6. Make Her Laugh - Ah, yes, a Bone specialty. If this one fails for me, I pretty much know I'm up Radiation Creek without a hazmat suit. Bone's advice: This is probably OK for the small stuff, like running over her cat. Accidentally, of course. Not sure it works so well on the bigger stuff, like making out with her best friend. (And FYI, that cat always hated me!)
5. Buy Her Flowers - Clearly, AskMen.com, as well as most major holidays, is sponsored by Big Floral. Bone's advice: Flowers alone aren't going to cut it. There will have to be a "talk" involved at some point. You know it. I know it. Just try and have a ballgame going in the background on the TV when said talk occurs, and power through.
4. Cook For Her - This, I can do. You may even find you enjoy cooking. In fact, many of the great chefs of our time are men: Emeril. Guy what's-his-name from the TGIFridays commercials. Chef, from South Park. Mel, from Mel's Diner on Alice. I think my point is made. Bone's advice: Don't tell her what you're cooking. That way when she asks, "What is this? Mutton?" you can just nod yes, even if it's not.
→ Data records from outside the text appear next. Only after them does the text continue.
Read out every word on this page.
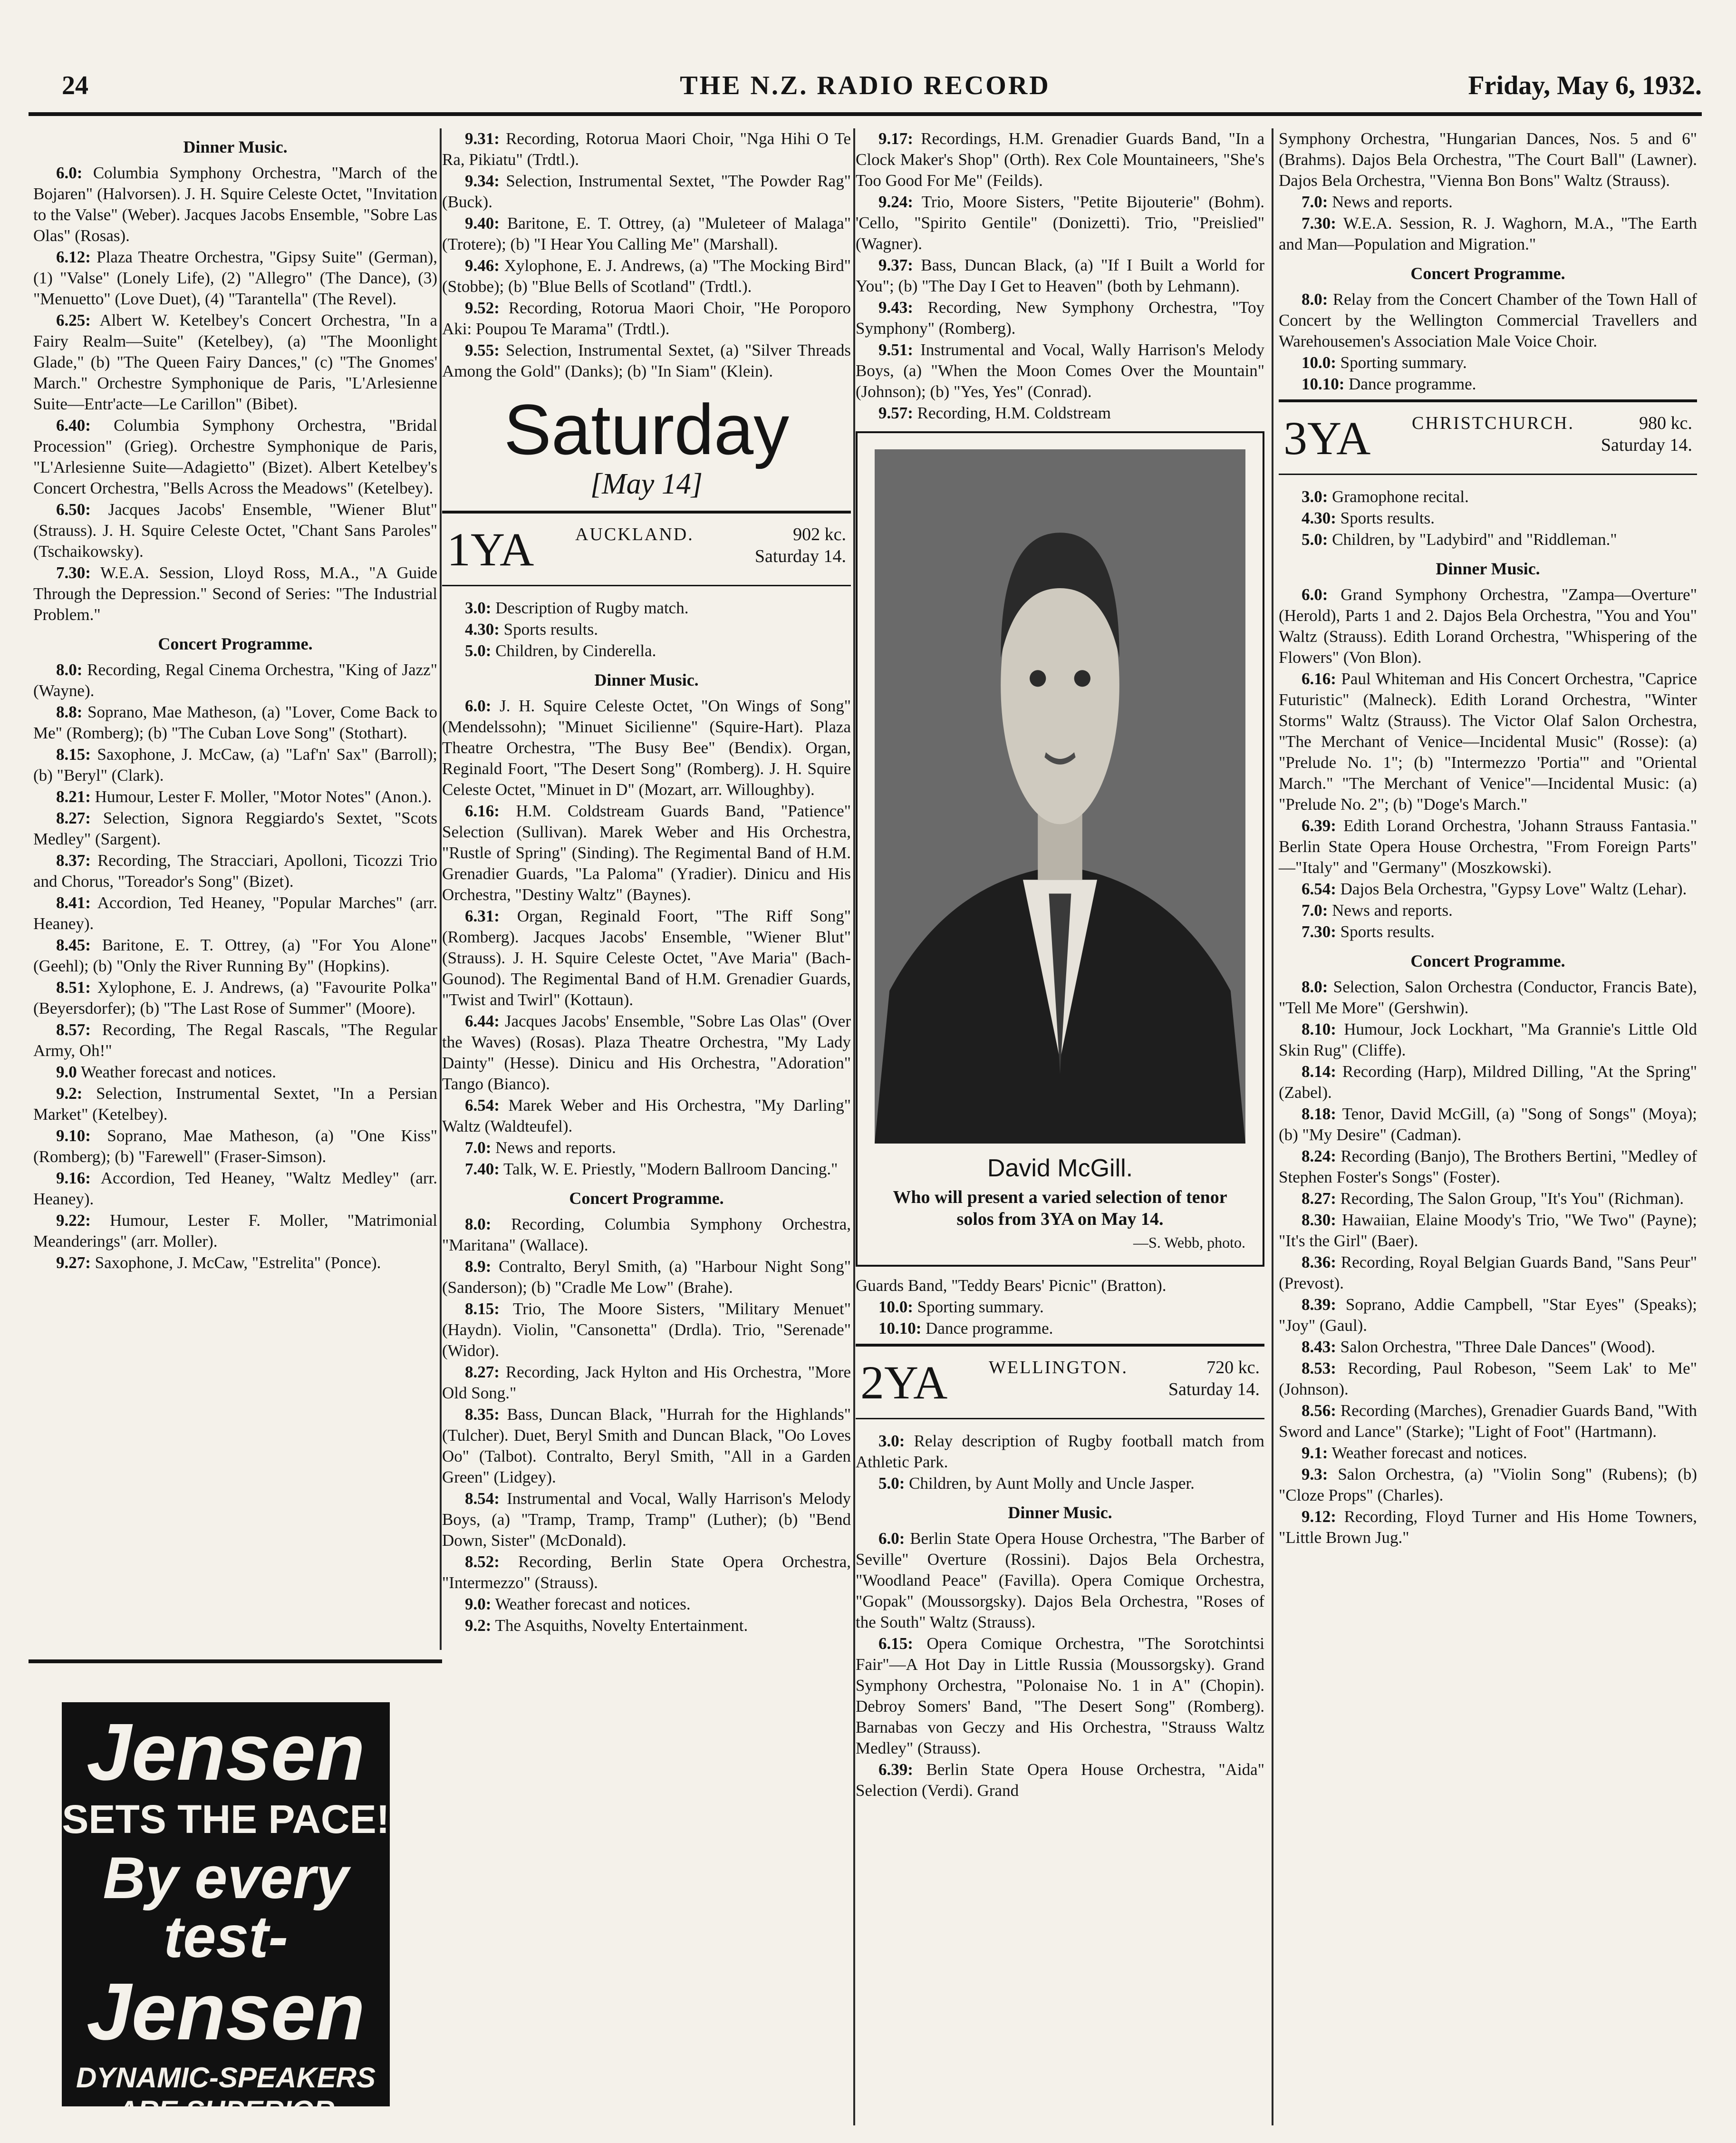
24	THE N.Z. RADIO RECORD	Friday, May 6, 1932.
Dinner Music.

6.0: Columbia Symphony Orchestra, "March of the Bojaren" (Halvorsen). J. H. Squire Celeste Octet, "Invitation to the Valse" (Weber). Jacques Jacobs Ensemble, "Sobre Las Olas" (Rosas).

6.12: Plaza Theatre Orchestra, "Gipsy Suite" (German), (1) "Valse" (Lonely Life), (2) "Allegro" (The Dance), (3) "Menuetto" (Love Duet), (4) "Tarantella" (The Revel).

6.25: Albert W. Ketelbey's Concert Orchestra, "In a Fairy Realm—Suite" (Ketelbey), (a) "The Moonlight Glade," (b) "The Queen Fairy Dances," (c) "The Gnomes' March." Orchestre Symphonique de Paris, "L'Arlesienne Suite—Entr'acte—Le Carillon" (Bibet).

6.40: Columbia Symphony Orchestra, "Bridal Procession" (Grieg). Orchestre Symphonique de Paris, "L'Arlesienne Suite—Adagietto" (Bizet). Albert Ketelbey's Concert Orchestra, "Bells Across the Meadows" (Ketelbey).

6.50: Jacques Jacobs' Ensemble, "Wiener Blut" (Strauss). J. H. Squire Celeste Octet, "Chant Sans Paroles" (Tschaikowsky).

7.30: W.E.A. Session, Lloyd Ross, M.A., "A Guide Through the Depression." Second of Series: "The Industrial Problem."

Concert Programme.

8.0: Recording, Regal Cinema Orchestra, "King of Jazz" (Wayne).

8.8: Soprano, Mae Matheson, (a) "Lover, Come Back to Me" (Romberg); (b) "The Cuban Love Song" (Stothart).

8.15: Saxophone, J. McCaw, (a) "Laf'n' Sax" (Barroll); (b) "Beryl" (Clark).

8.21: Humour, Lester F. Moller, "Motor Notes" (Anon.).

8.27: Selection, Signora Reggiardo's Sextet, "Scots Medley" (Sargent).

8.37: Recording, The Stracciari, Apolloni, Ticozzi Trio and Chorus, "Toreador's Song" (Bizet).

8.41: Accordion, Ted Heaney, "Popular Marches" (arr. Heaney).

8.45: Baritone, E. T. Ottrey, (a) "For You Alone" (Geehl); (b) "Only the River Running By" (Hopkins).

8.51: Xylophone, E. J. Andrews, (a) "Favourite Polka" (Beyersdorfer); (b) "The Last Rose of Summer" (Moore).

8.57: Recording, The Regal Rascals, "The Regular Army, Oh!"

9.0 Weather forecast and notices.

9.2: Selection, Instrumental Sextet, "In a Persian Market" (Ketelbey).

9.10: Soprano, Mae Matheson, (a) "One Kiss" (Romberg); (b) "Farewell" (Fraser-Simson).

9.16: Accordion, Ted Heaney, "Waltz Medley" (arr. Heaney).

9.22: Humour, Lester F. Moller, "Matrimonial Meanderings" (arr. Moller).

9.27: Saxophone, J. McCaw, "Estrelita" (Ponce).

Jensen
SETS THE PACE!
By every test-
Jensen
DYNAMIC-SPEAKERS
ARE SUPERIOR

9.31: Recording, Rotorua Maori Choir, "Nga Hihi O Te Ra, Pikiatu" (Trdtl.).

9.34: Selection, Instrumental Sextet, "The Powder Rag" (Buck).

9.40: Baritone, E. T. Ottrey, (a) "Muleteer of Malaga" (Trotere); (b) "I Hear You Calling Me" (Marshall).

9.46: Xylophone, E. J. Andrews, (a) "The Mocking Bird" (Stobbe); (b) "Blue Bells of Scotland" (Trdtl.).

9.52: Recording, Rotorua Maori Choir, "He Poroporo Aki: Poupou Te Marama" (Trdtl.).

9.55: Selection, Instrumental Sextet, (a) "Silver Threads Among the Gold" (Danks); (b) "In Siam" (Klein).

Saturday
[May 14]
1YA AUCKLAND.	902 kc.
Saturday 14.

3.0: Description of Rugby match.

4.30: Sports results.

5.0: Children, by Cinderella.

Dinner Music.

6.0: J. H. Squire Celeste Octet, "On Wings of Song" (Mendelssohn); "Minuet Sicilienne" (Squire-Hart). Plaza Theatre Orchestra, "The Busy Bee" (Bendix). Organ, Reginald Foort, "The Desert Song" (Romberg). J. H. Squire Celeste Octet, "Minuet in D" (Mozart, arr. Willoughby).

6.16: H.M. Coldstream Guards Band, "Patience" Selection (Sullivan). Marek Weber and His Orchestra, "Rustle of Spring" (Sinding). The Regimental Band of H.M. Grenadier Guards, "La Paloma" (Yradier). Dinicu and His Orchestra, "Destiny Waltz" (Baynes).

6.31: Organ, Reginald Foort, "The Riff Song" (Romberg). Jacques Jacobs' Ensemble, "Wiener Blut" (Strauss). J. H. Squire Celeste Octet, "Ave Maria" (Bach-Gounod). The Regimental Band of H.M. Grenadier Guards, "Twist and Twirl" (Kottaun).

6.44: Jacques Jacobs' Ensemble, "Sobre Las Olas" (Over the Waves) (Rosas). Plaza Theatre Orchestra, "My Lady Dainty" (Hesse). Dinicu and His Orchestra, "Adoration" Tango (Bianco).

6.54: Marek Weber and His Orchestra, "My Darling" Waltz (Waldteufel).

7.0: News and reports.

7.40: Talk, W. E. Priestly, "Modern Ballroom Dancing."

Concert Programme.

8.0: Recording, Columbia Symphony Orchestra, "Maritana" (Wallace).

8.9: Contralto, Beryl Smith, (a) "Harbour Night Song" (Sanderson); (b) "Cradle Me Low" (Brahe).

8.15: Trio, The Moore Sisters, "Military Menuet" (Haydn). Violin, "Cansonetta" (Drdla). Trio, "Serenade" (Widor).

8.27: Recording, Jack Hylton and His Orchestra, "More Old Song."

8.35: Bass, Duncan Black, "Hurrah for the Highlands" (Tulcher). Duet, Beryl Smith and Duncan Black, "Oo Loves Oo" (Talbot). Contralto, Beryl Smith, "All in a Garden Green" (Lidgey).

8.54: Instrumental and Vocal, Wally Harrison's Melody Boys, (a) "Tramp, Tramp, Tramp" (Luther); (b) "Bend Down, Sister" (McDonald).

8.52: Recording, Berlin State Opera Orchestra, "Intermezzo" (Strauss).

9.0: Weather forecast and notices.

9.2: The Asquiths, Novelty Entertainment.

9.17: Recordings, H.M. Grenadier Guards Band, "In a Clock Maker's Shop" (Orth). Rex Cole Mountaineers, "She's Too Good For Me" (Feilds).

9.24: Trio, Moore Sisters, "Petite Bijouterie" (Bohm). 'Cello, "Spirito Gentile" (Donizetti). Trio, "Preislied" (Wagner).

9.37: Bass, Duncan Black, (a) "If I Built a World for You"; (b) "The Day I Get to Heaven" (both by Lehmann).

9.43: Recording, New Symphony Orchestra, "Toy Symphony" (Romberg).

9.51: Instrumental and Vocal, Wally Harrison's Melody Boys, (a) "When the Moon Comes Over the Mountain" (Johnson); (b) "Yes, Yes" (Conrad).

9.57: Recording, H.M. Coldstream

David McGill.
Who will present a varied selection of tenor solos from 3YA on May 14.
—S. Webb, photo.

Guards Band, "Teddy Bears' Picnic" (Bratton).

10.0: Sporting summary.

10.10: Dance programme.

2YA WELLINGTON.	720 kc.
Saturday 14.

3.0: Relay description of Rugby football match from Athletic Park.

5.0: Children, by Aunt Molly and Uncle Jasper.

Dinner Music.

6.0: Berlin State Opera House Orchestra, "The Barber of Seville" Overture (Rossini). Dajos Bela Orchestra, "Woodland Peace" (Favilla). Opera Comique Orchestra, "Gopak" (Moussorgsky). Dajos Bela Orchestra, "Roses of the South" Waltz (Strauss).

6.15: Opera Comique Orchestra, "The Sorotchintsi Fair"—A Hot Day in Little Russia (Moussorgsky). Grand Symphony Orchestra, "Polonaise No. 1 in A" (Chopin). Debroy Somers' Band, "The Desert Song" (Romberg). Barnabas von Geczy and His Orchestra, "Strauss Waltz Medley" (Strauss).

6.39: Berlin State Opera House Orchestra, "Aida" Selection (Verdi). Grand

Symphony Orchestra, "Hungarian Dances, Nos. 5 and 6" (Brahms). Dajos Bela Orchestra, "The Court Ball" (Lawner). Dajos Bela Orchestra, "Vienna Bon Bons" Waltz (Strauss).

7.0: News and reports.

7.30: W.E.A. Session, R. J. Waghorn, M.A., "The Earth and Man—Population and Migration."

Concert Programme.

8.0: Relay from the Concert Chamber of the Town Hall of Concert by the Wellington Commercial Travellers and Warehousemen's Association Male Voice Choir.

10.0: Sporting summary.

10.10: Dance programme.

3YA CHRISTCHURCH.	980 kc.
Saturday 14.

3.0: Gramophone recital.

4.30: Sports results.

5.0: Children, by "Ladybird" and "Riddleman."

Dinner Music.

6.0: Grand Symphony Orchestra, "Zampa—Overture" (Herold), Parts 1 and 2. Dajos Bela Orchestra, "You and You" Waltz (Strauss). Edith Lorand Orchestra, "Whispering of the Flowers" (Von Blon).

6.16: Paul Whiteman and His Concert Orchestra, "Caprice Futuristic" (Malneck). Edith Lorand Orchestra, "Winter Storms" Waltz (Strauss). The Victor Olaf Salon Orchestra, "The Merchant of Venice—Incidental Music" (Rosse): (a) "Prelude No. 1"; (b) "Intermezzo 'Portia'" and "Oriental March." "The Merchant of Venice"—Incidental Music: (a) "Prelude No. 2"; (b) "Doge's March."

6.39: Edith Lorand Orchestra, 'Johann Strauss Fantasia." Berlin State Opera House Orchestra, "From Foreign Parts" —"Italy" and "Germany" (Moszkowski).

6.54: Dajos Bela Orchestra, "Gypsy Love" Waltz (Lehar).

7.0: News and reports.

7.30: Sports results.

Concert Programme.

8.0: Selection, Salon Orchestra (Conductor, Francis Bate), "Tell Me More" (Gershwin).

8.10: Humour, Jock Lockhart, "Ma Grannie's Little Old Skin Rug" (Cliffe).

8.14: Recording (Harp), Mildred Dilling, "At the Spring" (Zabel).

8.18: Tenor, David McGill, (a) "Song of Songs" (Moya); (b) "My Desire" (Cadman).

8.24: Recording (Banjo), The Brothers Bertini, "Medley of Stephen Foster's Songs" (Foster).

8.27: Recording, The Salon Group, "It's You" (Richman).

8.30: Hawaiian, Elaine Moody's Trio, "We Two" (Payne); "It's the Girl" (Baer).

8.36: Recording, Royal Belgian Guards Band, "Sans Peur" (Prevost).

8.39: Soprano, Addie Campbell, "Star Eyes" (Speaks); "Joy" (Gaul).

8.43: Salon Orchestra, "Three Dale Dances" (Wood).

8.53: Recording, Paul Robeson, "Seem Lak' to Me" (Johnson).

8.56: Recording (Marches), Grenadier Guards Band, "With Sword and Lance" (Starke); "Light of Foot" (Hartmann).

9.1: Weather forecast and notices.

9.3: Salon Orchestra, (a) "Violin Song" (Rubens); (b) "Cloze Props" (Charles).

9.12: Recording, Floyd Turner and His Home Towners, "Little Brown Jug."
3. Listen To Her - I'm seriously beginning to wonder if AskMen actually asked any men at all for this article. Because this sounds an awful lot like they only asked women. Bone's advice: See if you can just cook twice and skip this one.
2. Leave - Oh no. This doesn't work. The idea, according to them, is to give her space. It has been my experience that giving her too much space is often what got me into this situation in the first place. Bone's advice: Replace this one with "Pretend Nothing Is Wrong." That's pretty much how I live my entire life anyway. After a few days, you can even turn things around on her with a carefully placed, "Why have you been so grouchy lately?" Women love that.
1. Say I'm Sorry - As I understand it, to put it in golf terms, this is like yelling "Fore!" after you hit a bad shot. You raise your arm, say the magic word, and all is forgiven. Now the article says to specify what exactly it is you're sorry about. Well I don't know about you, but half the time, I don't have the slightest clue what I'm apologizing for anyway. Bone's advice: Stick to two words: I'm Sorry. Popular addendums like "I'm sorry your entire family is crazy" or "I'm sorry you can't stand for me to be happy even for one day" may seem like good ideas at first, but I have found they don't always translate so well.
There you have it. Some of the very secrets that I have employed which have helped to keep me unmarried, lo, these many years. May they produce even better results for you.
I can pretty much guarantee each will get you out of the doghouse, one way or the other -- either back into good graces, or perhaps more likely, out of the relationship altogether.
In closing, I would just say that I feel the doghouse has gotten a bad rap. Therefore, I like to refer to it as the Canine Castle, or even better, hanging with Snoopy Dog. Whatever basement/garage/shed serves as your doghouse, spruce it up a bit, try and have a big screen TV out there. Enjoy a day or two of space.
And for crying out loud, spring for some flowers, say I'm sorry, whatever you gotta do. Because, let's be honest, no one else is gonna put up with you.